By Meg Comeau, MHA, Senior Project Director at the Center for Innovation in Social Work & Health, Boston University School of Social Work, and parent of a young adult with a chronic condition.

Meg Comeau headshotI’m currently working on a project that is focused in large part on improving the quality of life for children with medical complexity (CMC) and the well-being of their families. It’s exciting work, and I’m privileged to be part of it. In addition to working in the field, I’m also the parent of a young adult who was born with a complex genetic syndrome.

Perhaps because of this dual identity, I have found myself a little uncomfortable with certain terms and concepts that are commonplace and generally accepted within the world of CMC. I’m not sure that families and professionals always understand what these terms can mean from different vantage points.

Two terms in particular could benefit from reexamination.

When researchers seek to measure concepts that influence children’s quality of life and the wellbeing of their family, they often consider measuring “family burden.” The concept of family burden generally includes measures of financial hardship, emotional stress, and the health-related impacts of physical caregiving.

But these burdens are not caused by my child or any of my family members. They are not the direct result of my complex caregiving responsibilities. They are the result of deficits in the systems that surround us; the systems that are supposedly designed to support us.

I’m concerned that these deficits are not recognized as the causes of family burden. My personal experience is that often the child with complex needs is seen as the burden, not the systems that fail to provide adequate insurance coverage, meaningful mental health services, and easy access to high quality community-based supports.

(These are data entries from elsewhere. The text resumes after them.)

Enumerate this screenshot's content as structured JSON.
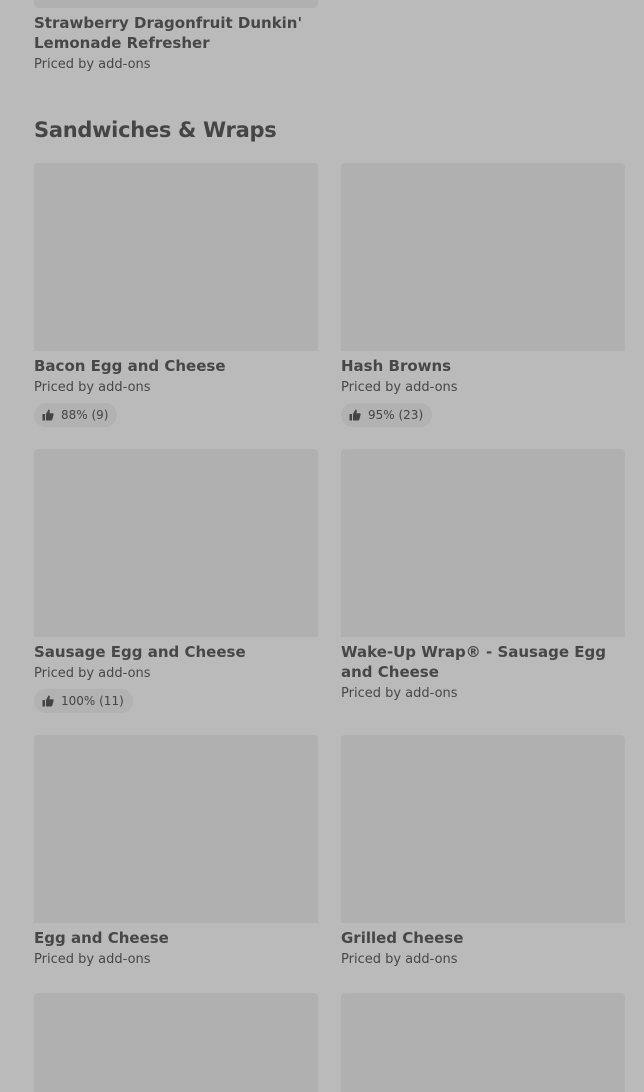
{
  "top_item": {
    "name": "Strawberry Dragonfruit Dunkin' Lemonade Refresher",
    "price": "Priced by add-ons"
  },
  "section": {
    "title": "Sandwiches & Wraps"
  },
  "items": [
    {
      "name": "Bacon Egg and Cheese",
      "price": "Priced by add-ons",
      "rating": "88% (9)"
    },
    {
      "name": "Hash Browns",
      "price": "Priced by add-ons",
      "rating": "95% (23)"
    },
    {
      "name": "Sausage Egg and Cheese",
      "price": "Priced by add-ons",
      "rating": "100% (11)"
    },
    {
      "name": "Wake-Up Wrap® - Sausage Egg and Cheese",
      "price": "Priced by add-ons"
    },
    {
      "name": "Egg and Cheese",
      "price": "Priced by add-ons"
    },
    {
      "name": "Grilled Cheese",
      "price": "Priced by add-ons"
    }
  ],
  "icons": {
    "rating": "thumbs-up-icon"
  },
  "colors": {
    "background": "#bababa",
    "image_placeholder": "#b0b0b0",
    "text": "#474747"
  }
}
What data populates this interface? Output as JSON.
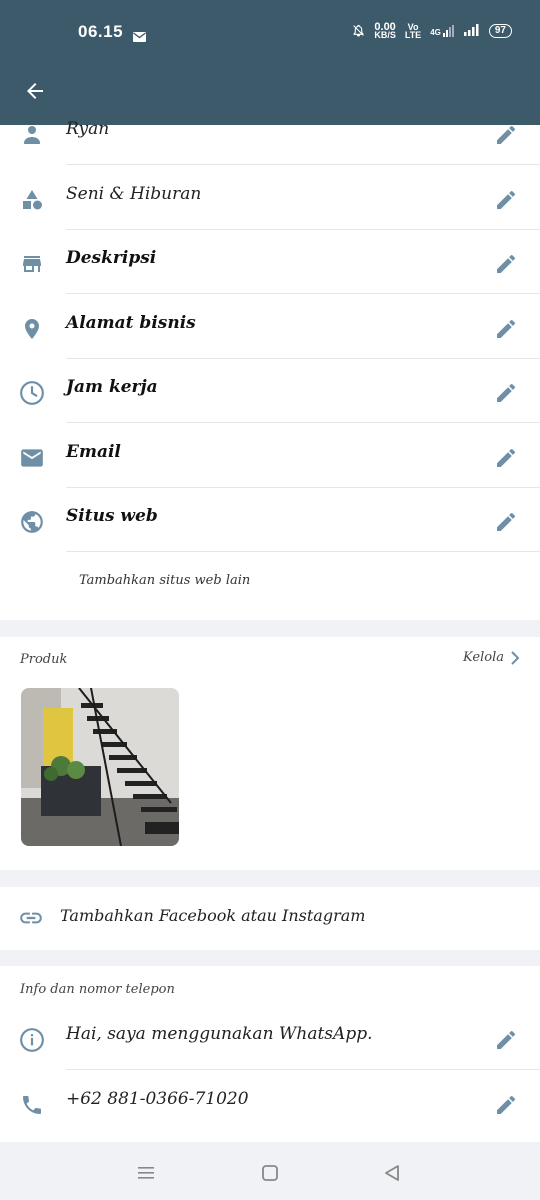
{
  "status_bar": {
    "time": "06.15",
    "net_speed_value": "0.00",
    "net_speed_unit": "KB/S",
    "volte_top": "Vo",
    "volte_bottom": "LTE",
    "network": "4G",
    "battery": "97"
  },
  "profile_rows": [
    {
      "label": "Ryan",
      "icon": "person-icon",
      "bold": false
    },
    {
      "label": "Seni & Hiburan",
      "icon": "category-shapes-icon",
      "bold": false
    },
    {
      "label": "Deskripsi",
      "icon": "store-icon",
      "bold": true
    },
    {
      "label": "Alamat bisnis",
      "icon": "location-pin-icon",
      "bold": true
    },
    {
      "label": "Jam kerja",
      "icon": "clock-icon",
      "bold": true
    },
    {
      "label": "Email",
      "icon": "email-icon",
      "bold": true
    },
    {
      "label": "Situs web",
      "icon": "globe-icon",
      "bold": true
    }
  ],
  "add_website": "Tambahkan situs web lain",
  "products": {
    "title": "Produk",
    "manage_label": "Kelola"
  },
  "social": {
    "label": "Tambahkan Facebook atau Instagram"
  },
  "info": {
    "title": "Info dan nomor telepon",
    "about": "Hai, saya menggunakan WhatsApp.",
    "phone": "+62 881-0366-71020"
  },
  "colors": {
    "header": "#3c5a6a",
    "icon": "#6f8fa6",
    "background": "#f0f2f5"
  }
}
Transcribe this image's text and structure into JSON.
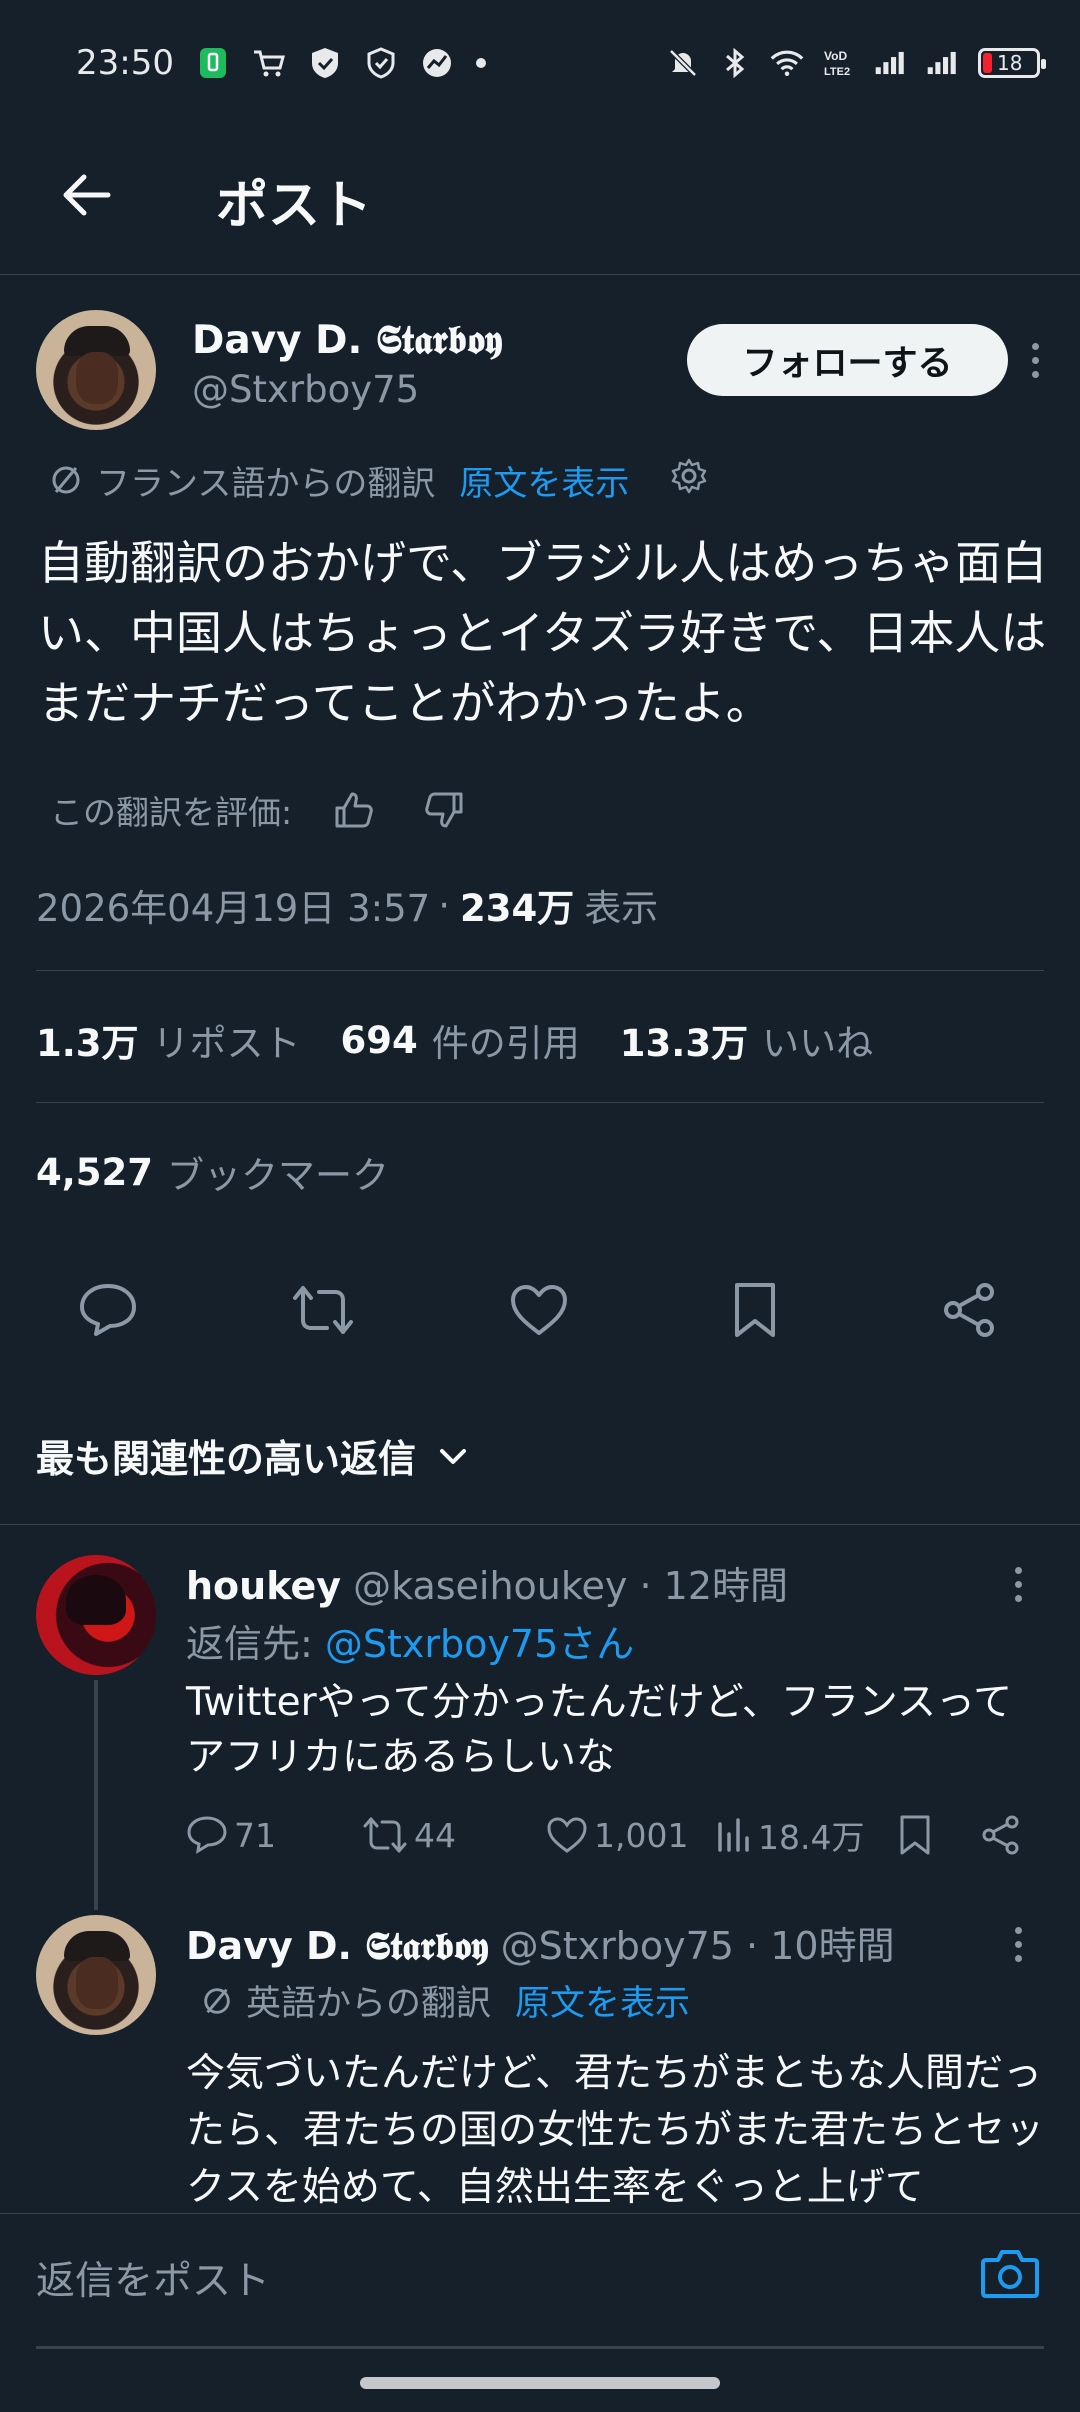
{
  "status_bar": {
    "time": "23:50",
    "battery": "18"
  },
  "nav": {
    "title": "ポスト"
  },
  "post": {
    "author_name": "Davy D. 𝕾𝖙𝖆𝖗𝖇𝖔𝖞",
    "author_handle": "@Stxrboy75",
    "follow_label": "フォローする",
    "translation_label": "フランス語からの翻訳",
    "show_original": "原文を表示",
    "body": "自動翻訳のおかげで、ブラジル人はめっちゃ面白い、中国人はちょっとイタズラ好きで、日本人はまだナチだってことがわかったよ。",
    "rate_label": "この翻訳を評価:",
    "timestamp": "2026年04月19日 3:57",
    "views_count": "234万",
    "views_label": "表示",
    "reposts_count": "1.3万",
    "reposts_label": "リポスト",
    "quotes_count": "694",
    "quotes_label": "件の引用",
    "likes_count": "13.3万",
    "likes_label": "いいね",
    "bookmarks_count": "4,527",
    "bookmarks_label": "ブックマーク"
  },
  "sort_label": "最も関連性の高い返信",
  "replies": [
    {
      "name": "houkey",
      "handle": "@kaseihoukey",
      "time": "12時間",
      "reply_to_label": "返信先:",
      "reply_to_handle": "@Stxrboy75さん",
      "text": "Twitterやって分かったんだけど、フランスってアフリカにあるらしいな",
      "replies": "71",
      "reposts": "44",
      "likes": "1,001",
      "views": "18.4万"
    },
    {
      "name": "Davy D. 𝕾𝖙𝖆𝖗𝖇𝖔𝖞",
      "handle": "@Stxrboy75",
      "time": "10時間",
      "translation_label": "英語からの翻訳",
      "show_original": "原文を表示",
      "text": "今気づいたんだけど、君たちがまともな人間だったら、君たちの国の女性たちがまた君たちとセックスを始めて、自然出生率をぐっと上げて"
    }
  ],
  "compose": {
    "placeholder": "返信をポスト"
  },
  "colors": {
    "background": "#15202b",
    "accent": "#1d9bf0",
    "muted": "#8b98a5",
    "divider": "#38444d"
  }
}
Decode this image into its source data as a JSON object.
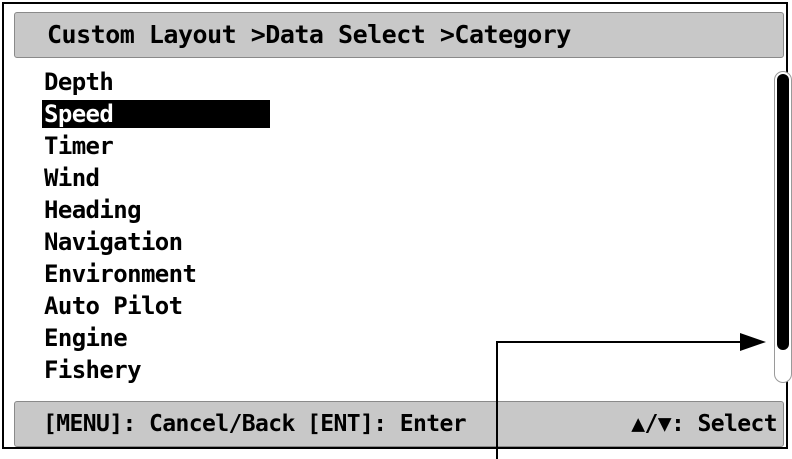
{
  "header": {
    "breadcrumb": "Custom Layout >Data Select >Category"
  },
  "category_list": {
    "selected_index": 1,
    "items": [
      {
        "label": "Depth"
      },
      {
        "label": "Speed"
      },
      {
        "label": "Timer"
      },
      {
        "label": "Wind"
      },
      {
        "label": "Heading"
      },
      {
        "label": "Navigation"
      },
      {
        "label": "Environment"
      },
      {
        "label": "Auto Pilot"
      },
      {
        "label": "Engine"
      },
      {
        "label": "Fishery"
      }
    ]
  },
  "footer": {
    "menu_hint": "[MENU]: Cancel/Back",
    "enter_hint": "[ENT]: Enter",
    "select_hint": "▲/▼: Select"
  },
  "colors": {
    "bar_gray": "#c8c8c8",
    "highlight": "#000000",
    "text": "#000000"
  },
  "icons": {
    "scrollbar": "scrollbar-thumb",
    "callout": "callout-arrow-icon"
  }
}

We should place responsibility for burden on the system deficits that cause the burdens, not on the child and family.

Stigmatizing the child is obviously upsetting (as a parent, a public health professional, and a human being) but it’s also dangerous. When people with special health care needs and disabilities are perceived as “less than” or “burdensome” (either on their families or on society) they become vulnerable in ways that can be frightening, such as an increased risk of bullying, abuse, or neglect.

A second, related term that I find problematic is “complexity.” What do we really mean when we talk about complexity? In my work, I use a definition of medical complexity that is widely acknowledged as a standard in the field. One of its many attractions to me is that it includes “need” for a high level of health care services in addition to receipt of them. Simple utilization data will only tell you what was paid for, not necessarily what was needed by a family.

It certainly can’t easily tell us anything about the impact – the burden imposed – of unmet needs or services.

The current definition of medical complexity is typically focused on multiple affected body systems, the need for or use of high levels of health care services, and often the presence of life-sustaining medical technology. This definition has great utility in many contexts. But is it enough? Could we broaden our definition of what constitutes complexity when thinking about sources of family burden and systems-based deficits?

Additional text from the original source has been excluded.